01/10/2003 The Whuffie Channel. Cory Doctorow imagines a world where death and copyright have a cure. His first novel, Down and Out in the Magic Kingdom (Tor Books) is set in the post-death, post-work, net-in-your-head future. It is in bookstores this week and yesterday it was one of Amazon’s top 300 sellers. His future-is-now marketing strategy: the entire book can also be downloded for free at his website, where readers are encouraged to share it. In the first 24 hours, the book was downloaded 20,000 times.
Wired News has posted coverage of the release of my novel:
Doctorow’s fans aren’t surprised to find his book online for free. The plots of his most recent short story, “0wnz0red,” involves digital rights management, or how files are protected from sharing and copying.
Moreover, Doctorow is known outside science fiction circles for his prolific, passionate posts about digital rights issues on the BoingBoing weblog and other forums, as well as his work with the Electronic Frontier Foundation.
“I don’t believe that I am giving up book royalties,” Doctorow said about persuading his publisher, Tor Books, to make Down and Out available digitally for free under the new Creative Commons licensing system.
“(Downloads) crossed the 10,000-download threshold at 8 a.m. this morning,” Doctorow said Thursday, “which exceeds the initial print run for the book.”
Doctorow said he thinks the marketing buzz from those downloads will be worth more than any lost book sales. “I think that the Internet’s marvelous ability to spread information to places where it finds a receptive home is the best thing that could happen to a new writer like me.”
Volunteers have sent in copies of the novel in multiple file formats (PalmOS PDB, Apple Newton PKG, PalmOS Palm Reader, and Microsoft LIT). They’re linked off the downloads page.
24 hours after launching the site from which you can download my novel for free, the book has been downloaded over 20,000 times. It’s been Slashdotted, blogged to hell and back, and I’ve done a number of press interviews about it. What’s more, the title is currently sitting at #304 in the Amazon Sales Rank. Let’s call this one a success. I could not be more stoked. Damn.
Thanks to Jason Andrade for setting up a mirror of the downloads page in Australia for your antipodean convenience.
I’ve done an interview with Creative Commons about Down and Out in the Magic Kingdom in which I go into some depth about the motivation for releasing the book online, gratis.
Well, in some ways, this novel is a parable about Napster, and about the reputation economies that projects like Ringo, Firefly, Epinions and Amazon hint at. In a world where information is nonscarce, the problem isn’t finding generic information — it’s finding useful information. There’s an old chestnut in online science fiction fandom that the Internet “makes us all into slushreaders.” (“Slush” is the unsolicited prose that arrives at publishers’ offices — a “slushreader” wades through thousands of these paste-gems looking for the genuine article). This has always struck me as a pretty reactionary position.
Nearly every piece of information online has a human progenitor — a person who thought it was useful or important or interesting enough to post.

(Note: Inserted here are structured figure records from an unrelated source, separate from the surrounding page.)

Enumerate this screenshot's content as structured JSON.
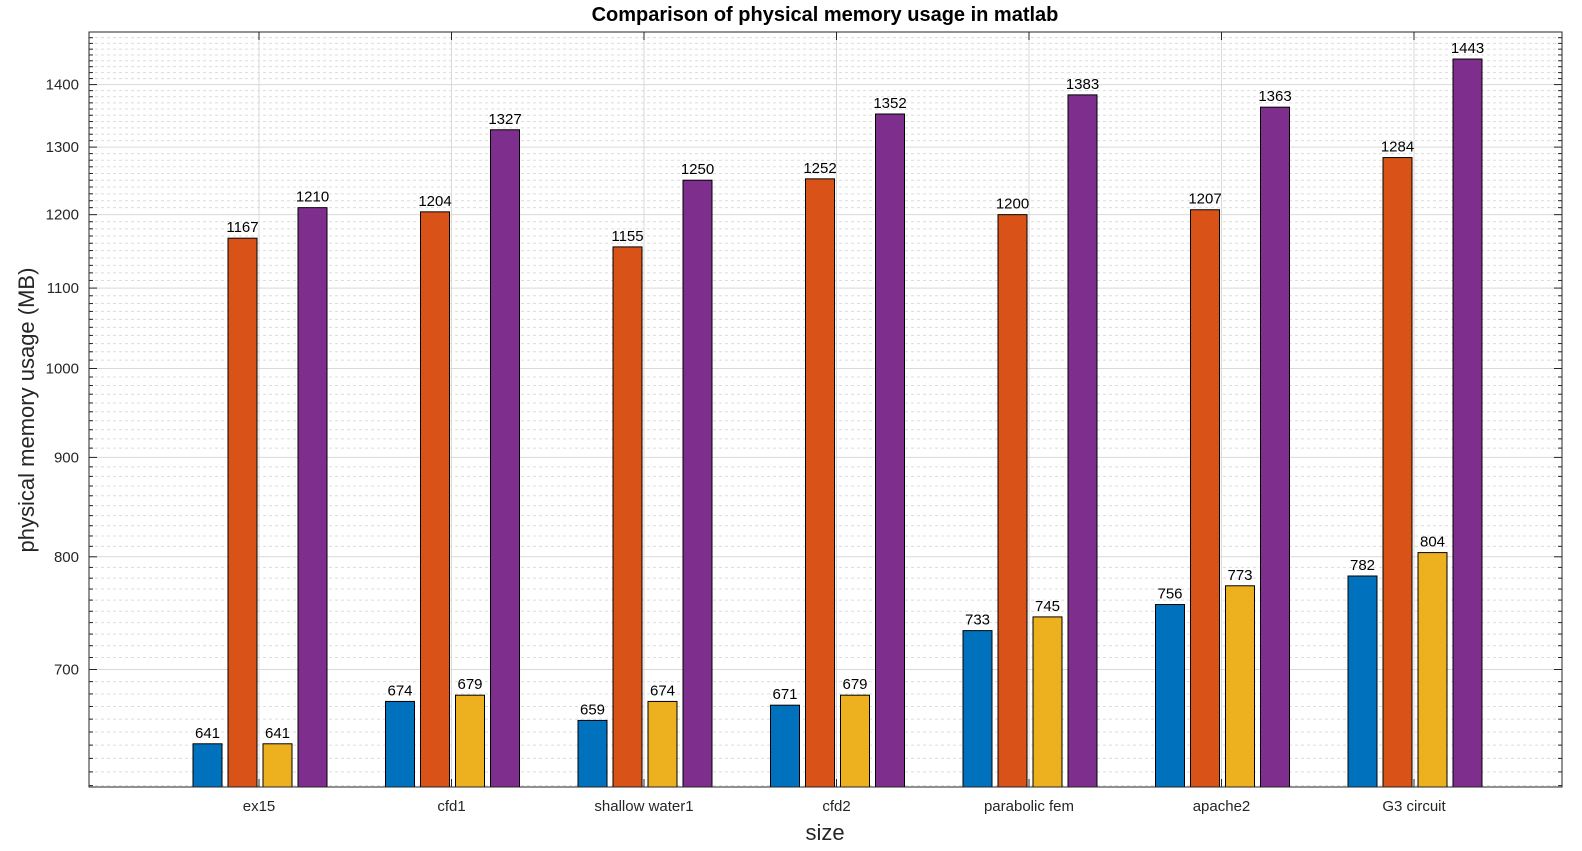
{
  "chart_data": {
    "type": "bar",
    "title": "Comparison of physical memory usage in matlab",
    "xlabel": "size",
    "ylabel": "physical memory usage (MB)",
    "yscale": "log",
    "ylim": [
      609,
      1490
    ],
    "yticks": [
      700,
      800,
      900,
      1000,
      1100,
      1200,
      1300,
      1400
    ],
    "grid": true,
    "minor_grid": true,
    "categories": [
      "ex15",
      "cfd1",
      "shallow water1",
      "cfd2",
      "parabolic fem",
      "apache2",
      "G3 circuit"
    ],
    "series": [
      {
        "color": "#0072BD",
        "values": [
          641,
          674,
          659,
          671,
          733,
          756,
          782
        ]
      },
      {
        "color": "#D95319",
        "values": [
          1167,
          1204,
          1155,
          1252,
          1200,
          1207,
          1284
        ]
      },
      {
        "color": "#EDB120",
        "values": [
          641,
          679,
          674,
          679,
          745,
          773,
          804
        ]
      },
      {
        "color": "#7E2F8E",
        "values": [
          1210,
          1327,
          1250,
          1352,
          1383,
          1363,
          1443
        ]
      }
    ]
  }
}
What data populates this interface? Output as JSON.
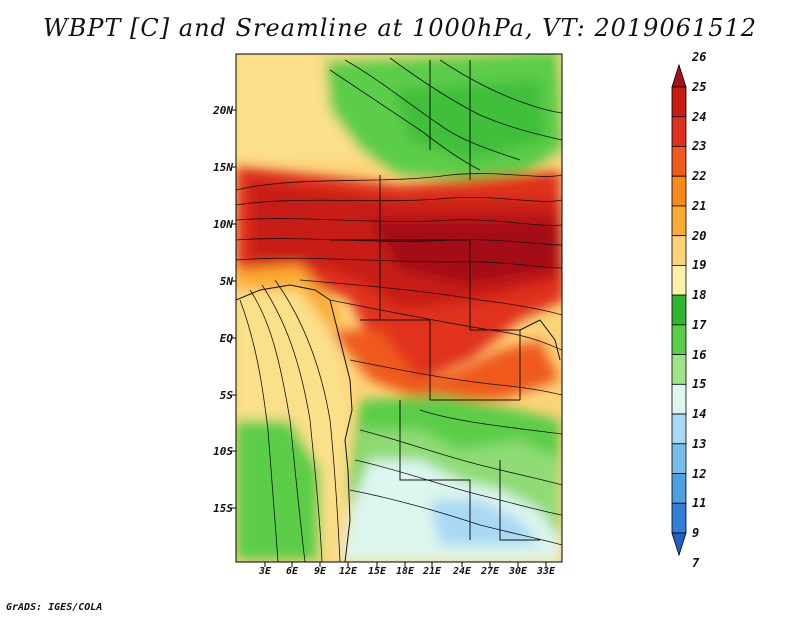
{
  "title": "WBPT [C] and Sreamline at 1000hPa, VT: 2019061512",
  "latitude_labels": [
    "20N",
    "15N",
    "10N",
    "5N",
    "EQ",
    "5S",
    "10S",
    "15S"
  ],
  "longitude_labels": [
    "3E",
    "6E",
    "9E",
    "12E",
    "15E",
    "18E",
    "21E",
    "24E",
    "27E",
    "30E",
    "33E"
  ],
  "colorbar": {
    "labels": [
      "26",
      "25",
      "24",
      "23",
      "22",
      "21",
      "20",
      "19",
      "18",
      "17",
      "16",
      "15",
      "14",
      "13",
      "12",
      "11",
      "9",
      "7"
    ],
    "colors": [
      "#a50f15",
      "#c81b12",
      "#e0301e",
      "#ef5a1f",
      "#f8891a",
      "#fbac32",
      "#fdd379",
      "#fff1a8",
      "#2fb52f",
      "#5bcd49",
      "#a0e383",
      "#ddf6ee",
      "#a8d8f4",
      "#78bce9",
      "#4d9fe0",
      "#2f80d6",
      "#1f61c4"
    ]
  },
  "credit": "GrADS: IGES/COLA"
}
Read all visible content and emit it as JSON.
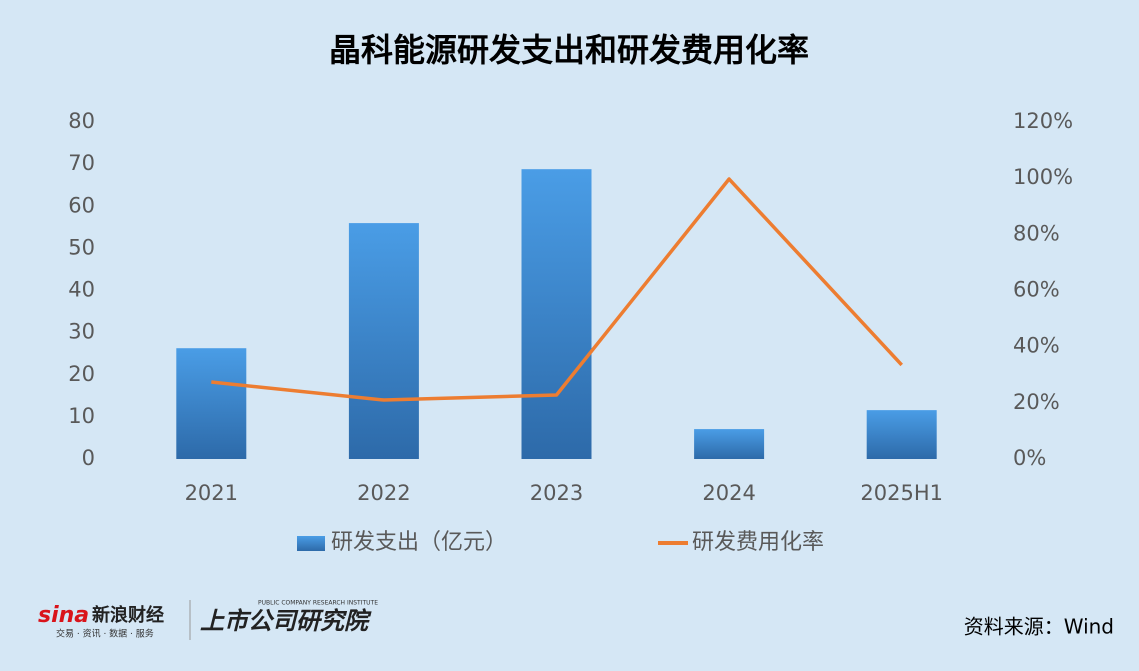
{
  "chart_data": {
    "type": "bar-line",
    "title": "晶科能源研发支出和研发费用化率",
    "categories": [
      "2021",
      "2022",
      "2023",
      "2024",
      "2025H1"
    ],
    "series": [
      {
        "name": "研发支出（亿元）",
        "type": "bar",
        "color": "#3d8fd9",
        "values": [
          26.3,
          56.0,
          68.8,
          7.1,
          11.6
        ]
      },
      {
        "name": "研发费用化率",
        "type": "line",
        "axis": "y2",
        "color": "#ed7d31",
        "values": [
          27.4,
          21.0,
          22.8,
          99.7,
          33.5
        ]
      }
    ],
    "ylim": [
      0,
      80
    ],
    "yticks": [
      0,
      10,
      20,
      30,
      40,
      50,
      60,
      70,
      80
    ],
    "y2lim": [
      0,
      120
    ],
    "y2ticks": [
      {
        "value": 0,
        "label": "0%"
      },
      {
        "value": 20,
        "label": "20%"
      },
      {
        "value": 40,
        "label": "40%"
      },
      {
        "value": 60,
        "label": "60%"
      },
      {
        "value": 80,
        "label": "80%"
      },
      {
        "value": 100,
        "label": "100%"
      },
      {
        "value": 120,
        "label": "120%"
      }
    ],
    "grid": false,
    "legend": "bottom"
  },
  "footer": {
    "logo": "sina",
    "brand": "新浪财经",
    "tagline": "交易 · 资讯 · 数据 · 服务",
    "institute": "上市公司研究院",
    "institute_en": "PUBLIC COMPANY RESEARCH INSTITUTE",
    "source": "资料来源：Wind"
  }
}
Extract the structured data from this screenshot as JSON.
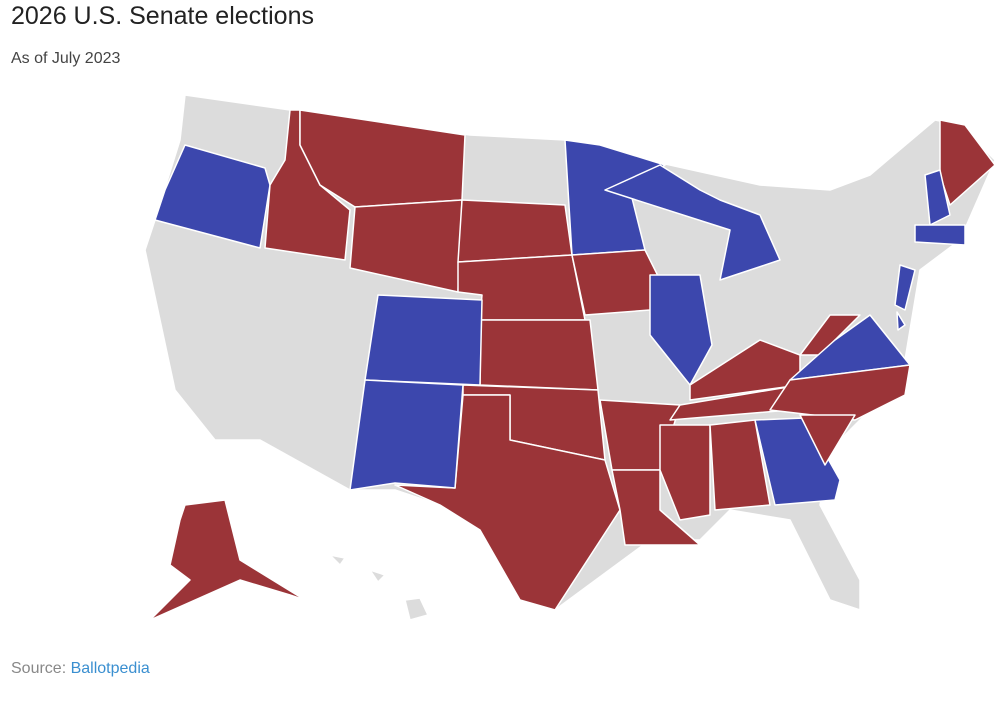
{
  "header": {
    "title": "2026 U.S. Senate elections",
    "subtitle": "As of July 2023"
  },
  "footer": {
    "source_label": "Source:",
    "source_link": "Ballotpedia"
  }
}
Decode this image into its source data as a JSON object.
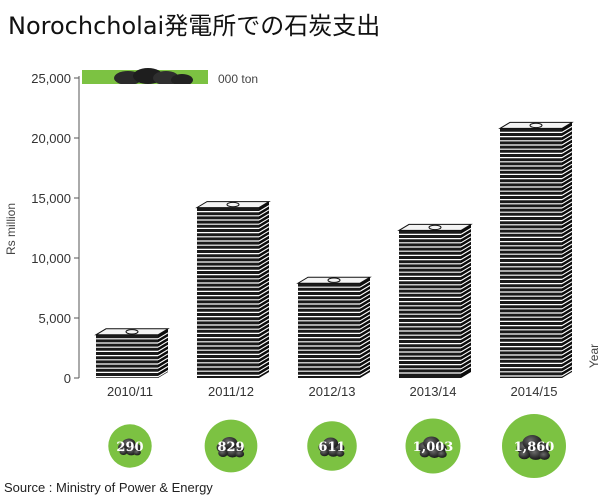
{
  "chart_data": {
    "type": "bar",
    "title": "Norochcholai発電所での石炭支出",
    "categories": [
      "2010/11",
      "2011/12",
      "2012/13",
      "2013/14",
      "2014/15"
    ],
    "series": [
      {
        "name": "Rs million",
        "values": [
          3600,
          14200,
          7900,
          12300,
          20800
        ]
      },
      {
        "name": "000 ton",
        "values": [
          290,
          829,
          611,
          1003,
          1860
        ]
      }
    ],
    "value_labels": [
      "290",
      "829",
      "611",
      "1,003",
      "1,860"
    ],
    "ylabel": "Rs million",
    "xlabel": "Year",
    "ylim": [
      0,
      25000
    ],
    "yticks": [
      0,
      5000,
      10000,
      15000,
      20000,
      25000
    ],
    "ytick_labels": [
      "0",
      "5,000",
      "10,000",
      "15,000",
      "20,000",
      "25,000"
    ],
    "legend": {
      "label": "000 ton",
      "position": "top-left"
    },
    "source": "Source : Ministry of Power & Energy",
    "colors": {
      "bar": "#1a1a1a",
      "paper": "#ffffff",
      "green": "#7cc242",
      "coal": "#2e2e2e",
      "note": "#f4f4f4"
    }
  }
}
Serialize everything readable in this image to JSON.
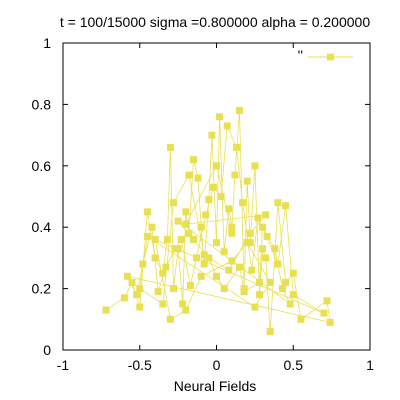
{
  "chart_data": {
    "type": "line",
    "title": "t = 100/15000 sigma =0.800000 alpha = 0.200000",
    "xlabel": "Neural Fields",
    "ylabel": "",
    "xlim": [
      -1,
      1
    ],
    "ylim": [
      0,
      1
    ],
    "x_ticks": [
      "-1",
      "-0.5",
      "0",
      "0.5",
      "1"
    ],
    "y_ticks": [
      "0",
      "0.2",
      "0.4",
      "0.6",
      "0.8",
      "1"
    ],
    "legend": {
      "placement": "top-right",
      "label": "''"
    },
    "grid": false,
    "series": [
      {
        "color": "#e8e050",
        "marker": "square",
        "x": [
          -0.72,
          -0.6,
          -0.55,
          -0.5,
          -0.45,
          -0.4,
          -0.35,
          -0.32,
          -0.3,
          -0.28,
          -0.25,
          -0.22,
          -0.2,
          -0.18,
          -0.15,
          -0.12,
          -0.1,
          -0.08,
          -0.05,
          -0.03,
          0.0,
          0.02,
          0.05,
          0.08,
          0.1,
          0.12,
          0.15,
          0.18,
          0.2,
          0.22,
          0.25,
          0.28,
          0.3,
          0.32,
          0.35,
          0.4,
          0.45,
          0.5,
          0.55,
          0.72,
          0.74,
          -0.58,
          -0.52,
          -0.48,
          -0.42,
          -0.38,
          -0.33,
          -0.27,
          -0.23,
          -0.17,
          -0.13,
          -0.07,
          -0.02,
          0.03,
          0.07,
          0.13,
          0.17,
          0.23,
          0.27,
          0.33,
          0.38,
          0.43,
          0.48,
          -0.25,
          -0.15,
          -0.05,
          0.0,
          0.05,
          0.15,
          0.18,
          0.28,
          0.3,
          0.4,
          0.45,
          0.5,
          0.7,
          -0.4,
          -0.3,
          -0.2,
          -0.1,
          0.1,
          0.2,
          0.35,
          0.25,
          -0.45,
          -0.5,
          -0.35,
          -0.28,
          -0.18,
          -0.08,
          0.08,
          0.22,
          0.32,
          -0.2,
          0.0,
          0.1
        ],
        "y": [
          0.13,
          0.17,
          0.22,
          0.14,
          0.45,
          0.3,
          0.25,
          0.36,
          0.66,
          0.2,
          0.33,
          0.15,
          0.45,
          0.38,
          0.62,
          0.56,
          0.4,
          0.28,
          0.49,
          0.7,
          0.35,
          0.76,
          0.32,
          0.46,
          0.4,
          0.57,
          0.78,
          0.2,
          0.55,
          0.35,
          0.6,
          0.18,
          0.33,
          0.3,
          0.06,
          0.48,
          0.22,
          0.25,
          0.1,
          0.16,
          0.09,
          0.24,
          0.18,
          0.28,
          0.4,
          0.19,
          0.27,
          0.33,
          0.36,
          0.21,
          0.3,
          0.44,
          0.53,
          0.5,
          0.73,
          0.66,
          0.48,
          0.26,
          0.43,
          0.37,
          0.33,
          0.2,
          0.15,
          0.42,
          0.36,
          0.3,
          0.24,
          0.2,
          0.27,
          0.19,
          0.22,
          0.4,
          0.28,
          0.47,
          0.18,
          0.12,
          0.36,
          0.1,
          0.13,
          0.24,
          0.29,
          0.35,
          0.22,
          0.14,
          0.37,
          0.2,
          0.15,
          0.48,
          0.57,
          0.31,
          0.26,
          0.38,
          0.44,
          0.41,
          0.6,
          0.38
        ]
      }
    ]
  }
}
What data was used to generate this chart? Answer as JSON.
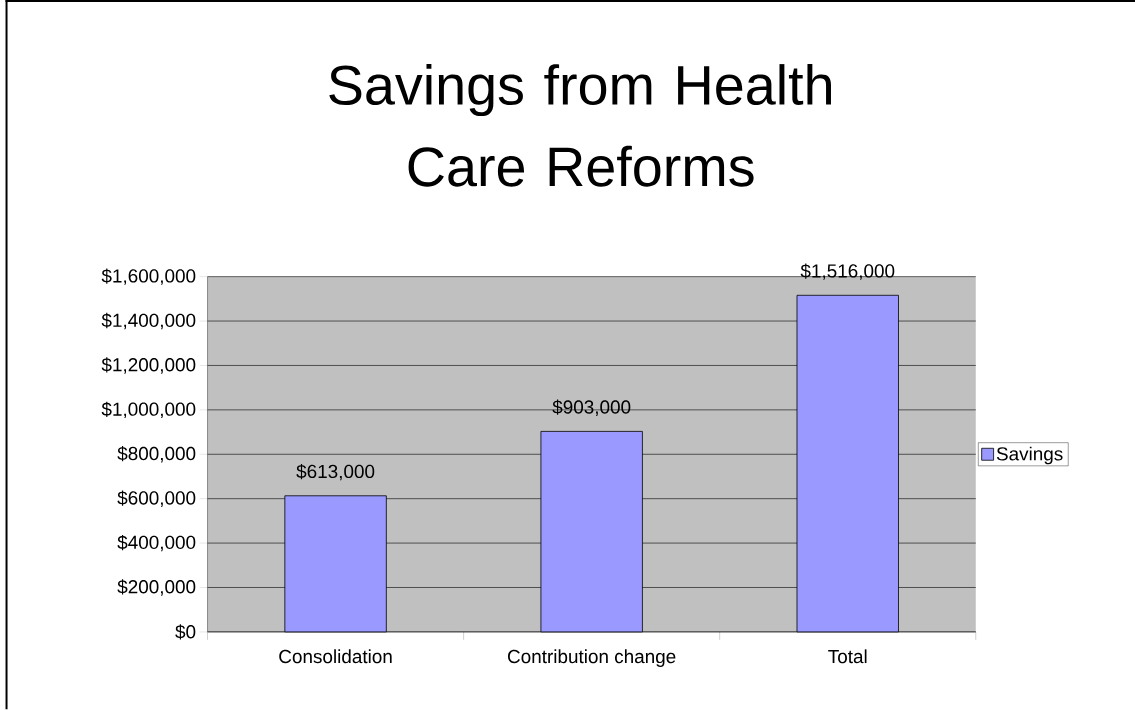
{
  "chart_data": {
    "type": "bar",
    "title": "Savings from Health Care Reforms",
    "categories": [
      "Consolidation",
      "Contribution change",
      "Total"
    ],
    "series": [
      {
        "name": "Savings",
        "color": "#9999ff",
        "values": [
          613000,
          903000,
          1516000
        ],
        "value_labels": [
          "$613,000",
          "$903,000",
          "$1,516,000"
        ]
      }
    ],
    "ylim": [
      0,
      1600000
    ],
    "yticks": [
      {
        "value": 0,
        "label": "$0"
      },
      {
        "value": 200000,
        "label": "$200,000"
      },
      {
        "value": 400000,
        "label": "$400,000"
      },
      {
        "value": 600000,
        "label": "$600,000"
      },
      {
        "value": 800000,
        "label": "$800,000"
      },
      {
        "value": 1000000,
        "label": "$1,000,000"
      },
      {
        "value": 1200000,
        "label": "$1,200,000"
      },
      {
        "value": 1400000,
        "label": "$1,400,000"
      },
      {
        "value": 1600000,
        "label": "$1,600,000"
      }
    ],
    "grid": "y",
    "legend": "right"
  }
}
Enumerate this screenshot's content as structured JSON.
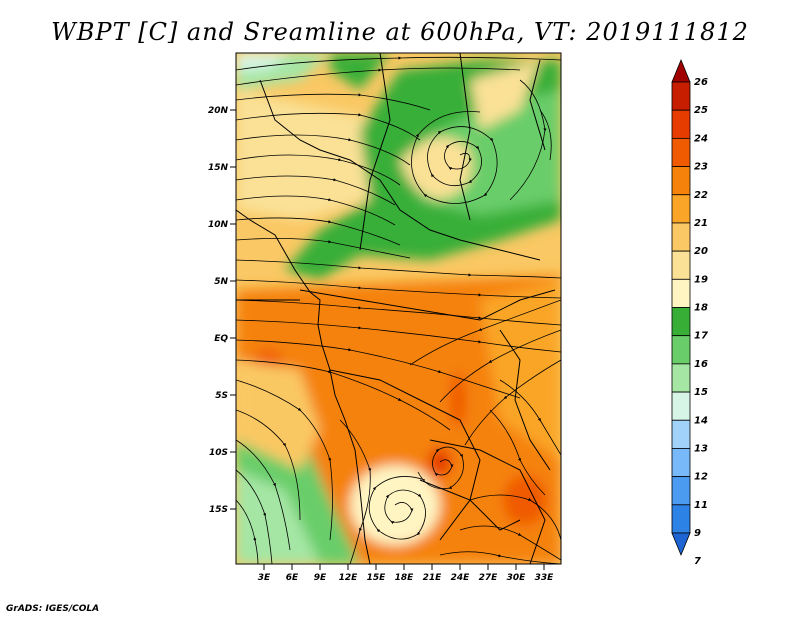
{
  "title": "WBPT [C] and Sreamline at 600hPa, VT: 2019111812",
  "credit": "GrADS: IGES/COLA",
  "map": {
    "lat_labels": [
      "20N",
      "15N",
      "10N",
      "5N",
      "EQ",
      "5S",
      "10S",
      "15S"
    ],
    "lon_labels": [
      "3E",
      "6E",
      "9E",
      "12E",
      "15E",
      "18E",
      "21E",
      "24E",
      "27E",
      "30E",
      "33E"
    ]
  },
  "colorbar": {
    "levels": [
      "26",
      "25",
      "24",
      "23",
      "22",
      "21",
      "20",
      "19",
      "18",
      "17",
      "16",
      "15",
      "14",
      "13",
      "12",
      "11",
      "9",
      "7"
    ],
    "colors": [
      "#a00000",
      "#c81e00",
      "#e63c00",
      "#f05a00",
      "#f5820a",
      "#faa528",
      "#fac864",
      "#fae196",
      "#fff5c3",
      "#37af37",
      "#69cd69",
      "#a5e6a5",
      "#d7f5e6",
      "#a0d2fa",
      "#78b9fa",
      "#4b9bf0",
      "#2d82e6",
      "#1e64d2"
    ]
  }
}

Those people have friends whom they trust, and those friends have trusted friends, and so on. Theoretically, if you use your social network to explore the Web, you can make educated guesses about the relative interestingness of every bit of info online to you. In practice, this kind of social exploration is very labor-intensive and even computationally intensive, but there’s a lot of technology on the horizon that hints at this…
Scarcity is, objectively, worse than plenty. When you’ve got lots of some useful object, you’re richer than when you have less of it. When there’s more than enough to go around, the economic value tends to plummet, but the utility is just as high. Think of oxygen: on the Earth’s surface, we’re well-supplied with breathable atmosphere. Aside from a few egregiously West-coast “oxygen bars,” it’s hard to imagine paying money for O2. But in Heinlein’s sf novels set on the moon, there’s a thriving trade in oxygen. In both situations, air is highly useful, but dirtsiders are richer in air than their loonie cousins.